We are not talking about the secondary legislation; we are talking about the statement—but I take on board the noble Lord’s point.
The noble Baroness, Lady Drake, asked how many firms would be directly impacted by the SI. The answer is approximately 3,300 UK firms and 1,650 EEA firms. The FCA estimates that changes to reporting requirements and IT processes will affect approximately 1,500 branches of EEA firms, and that this will result in a one-off cost to business of £8.75 million.
The noble Baroness, Lady Drake, asked whether the statement would be ready. We have said quite specifically that it will be ready at least four weeks before exit. On views expressed by stakeholders, the Treasury has engaged with a wide range of stakeholders, representing large international firms as well as smaller UK businesses.
The noble Lord, Lord Tunnicliffe, asked whether the SI makes policy changes.
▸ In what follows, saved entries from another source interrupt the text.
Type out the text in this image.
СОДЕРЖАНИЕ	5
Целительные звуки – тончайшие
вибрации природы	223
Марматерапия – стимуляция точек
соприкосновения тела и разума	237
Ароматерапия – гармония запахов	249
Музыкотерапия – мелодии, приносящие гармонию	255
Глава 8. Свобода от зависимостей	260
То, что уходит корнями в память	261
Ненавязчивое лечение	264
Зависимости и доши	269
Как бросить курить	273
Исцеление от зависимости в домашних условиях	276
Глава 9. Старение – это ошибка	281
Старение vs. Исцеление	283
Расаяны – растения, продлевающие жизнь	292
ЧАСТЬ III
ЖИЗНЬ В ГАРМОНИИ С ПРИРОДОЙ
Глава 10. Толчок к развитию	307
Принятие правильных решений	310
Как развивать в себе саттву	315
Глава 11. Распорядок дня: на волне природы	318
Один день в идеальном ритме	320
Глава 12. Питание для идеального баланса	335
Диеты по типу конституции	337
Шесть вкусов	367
The UK is putting in place all necessary legislation via the EU withdrawal Act to ensure that there is a functioning legal regime in the event of a no-deal exit in March 2019. He asked whether the FCA will have adequate resources. I covered that point in response to the noble Baronesses, Lady Bowles and Lady Drake. He also asked about the temporary permissions regime that applies for a limited period and who would decide when it ends. The length of the temporary permissions regime is determined in accordance with the EEA Passport Rights (Amendment, etc., and Transitional Provisions) (EU Exit) Regulations 2018, made on 6 November.
In a previous debate, the noble Lord, Lord Tunnicliffe, asked why the Treasury is solely responsible for the equivalence decisions, which relates to this debate. Across all financial services statutory instruments, the Commission’s functions are transferred to the Treasury. The transferral of equivalence powers is in keeping with this approach. Equivalence decisions are made by the issue of Treasury regulations. Regulations are issued by statutory instrument and subject to parliamentary scrutiny.
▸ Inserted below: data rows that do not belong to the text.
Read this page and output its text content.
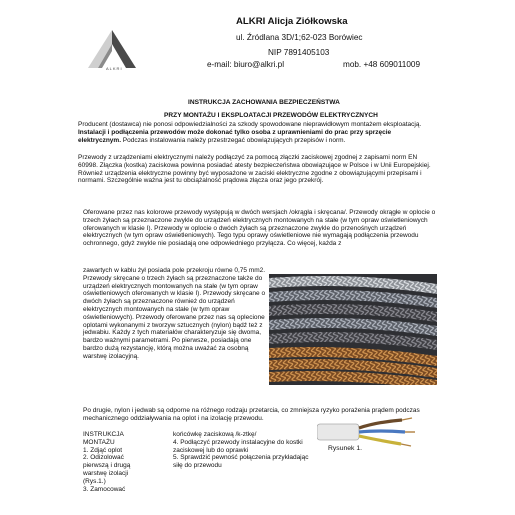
ALKRI
ALKRI Alicja Ziółkowska
ul. Źródlana 3D/1;62-023 Borówiec
NIP 7891405103
e-mail: biuro@alkri.pl	mob. +48 609011009
INSTRUKCJA ZACHOWANIA BEZPIECZEŃSTWA
PRZY MONTAŻU I EKSPLOATACJI PRZEWODÓW ELEKTRYCZNYCH
Producent (dostawca) nie ponosi odpowiedzialności za szkody spowodowane nieprawidłowym montażem eksploatacją. Instalacji i podłączenia przewodów może dokonać tylko osoba z uprawnieniami do prac przy sprzęcie elektrycznym. Podczas instalowania należy przestrzegać obowiązujących przepisów i norm.
Przewody z urządzeniami elektrycznymi należy podłączyć za pomocą złączki zaciskowej zgodnej z zapisami norm EN 60998. Złączka (kostka) zaciskowa powinna posiadać atesty bezpieczeństwa obowiązujące w Polsce i w Unii Europejskiej. Również urządzenia elektryczne powinny być wyposażone w zaciski elektryczne zgodne z obowiązującymi przepisami i normami. Szczególnie ważna jest tu obciążalność prądowa złącza oraz jego przekrój.
Oferowane przez nas kolorowe przewody występują w dwóch wersjach /okrągła i skręcana/. Przewody okrągłe w oplocie o trzech żyłach są przeznaczone zwykle do urządzeń elektrycznych montowanych na stałe (w tym opraw oświetleniowych oferowanych w klasie I). Przewody w oplocie o dwóch żyłach są przeznaczone zwykle do przenośnych urządzeń elektrycznych (w tym opraw oświetleniowych). Tego typu oprawy oświetleniowe nie wymagają podłączenia przewodu ochronnego, gdyż zwykle nie posiadają one odpowiedniego przyłącza. Co więcej, każda z
zawartych w kablu żył posiada pole przekroju równe 0,75 mm2. Przewody skręcane o trzech żyłach są przeznaczone także do urządzeń elektrycznych montowanych na stałe (w tym opraw oświetleniowych oferowanych w klasie I). Przewody skręcane o dwóch żyłach są przeznaczone również do urządzeń elektrycznych montowanych na stałe (w tym opraw oświetleniowych). Przewody oferowane przez nas są oplecione oplotami wykonanymi z tworzyw sztucznych (nylon) bądź też z jedwabiu. Każdy z tych materiałów charakteryzuje się dwoma, bardzo ważnymi parametrami. Po pierwsze, posiadają one bardzo dużą rezystancję, którą można uważać za osobną warstwę izolacyjną.
Po drugie, nylon i jedwab są odporne na różnego rodzaju przetarcia, co zmniejsza ryzyko porażenia prądem podczas mechanicznego oddziaływania na oplot i na izolację przewodu.
INSTRUKCJA MONTAŻU
1. Zdjąć oplot
2. Odizolować pierwszą i drugą warstwę izolacji (Rys.1.)
3. Zamocować
końcówkę zaciskową /k-ztkę/
4. Podłączyć przewody instalacyjne do kostki zaciskowej lub do oprawki
5. Sprawdzić pewność połączenia przykładając siłę do przewodu
Rysunek 1.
Again in a previous debate, the noble Baroness, Lady Bowles, asked whether the impact assessment is accurate given the cost to firms and how extensive MiFID is. The estimated costs of familiarisation have been calculated using the formula given at the end of the impact assessment and relate only to the cost of reading and understanding the instrument. Of course, affected firms will also need to familiarise themselves with a number of materials that are already published.
The noble Lord, Lord Tunnicliffe, asked a further question about whether temporary powers would water down MiFID II. The temporary powers are included to try to preserve outcomes for transparency. Without these flexibilities there would be a cliff-edge risk as to how the transparency regime operates. It would create uncertainty for firms and business, which we are trying to avoid.
With those responses, and the undertaking to study in detail the Official Report and to write on the specific questions raised, I beg to move.